Water pipelines are designed to operate in pressurized flow mode, but in exceptionally air may be present within the conduits. One example is pipeline refilling operations, which follows certain maintenance procedures that require partial or complete emptying of the conduits.
Considering that ventilation system in such systems is not ideal, it is important that the predictions of such refilling process to consider the effects of air pressurization. A promising modeling approach couples an unsteady flow regime transition (mixed flow) model with a model for the air phase. To date, modeling approaches for air phase in such problems have considered for each time step of computations either uniform or spatially-varying air phase pressures. This work is part of an ongoing investigation that aims to create a model to simulate the filling of water pipelines accounting for air pressurization. The manuscript compares the alternatives of uniform and varying air phase pressures in the simulated refilling of an hypothetical water main. The model presented in this study solves the water flow applying the Saint-Venant equation modified by the Two-component Pressure Approach, and the air flow using the one-dimensional Euler equation.

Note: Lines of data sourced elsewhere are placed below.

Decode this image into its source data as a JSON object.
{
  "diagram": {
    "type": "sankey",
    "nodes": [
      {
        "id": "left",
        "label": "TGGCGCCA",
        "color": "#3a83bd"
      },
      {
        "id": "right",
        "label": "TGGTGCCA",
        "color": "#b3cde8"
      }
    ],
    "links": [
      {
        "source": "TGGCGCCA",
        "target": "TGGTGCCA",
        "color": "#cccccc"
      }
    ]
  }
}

The numerical scheme to solve the water flow is the approximate Riemann solver by proposed by Roe, while the air phase was solved using the FORCE scheme. A simple pipeline refilling problem is used to compare these two different air formulations using various flow rates and ventilation schemes.
Preliminary results indicate that for faster moving air flows and there are significant spatial pressure gradients that should be included to improve model accuracy.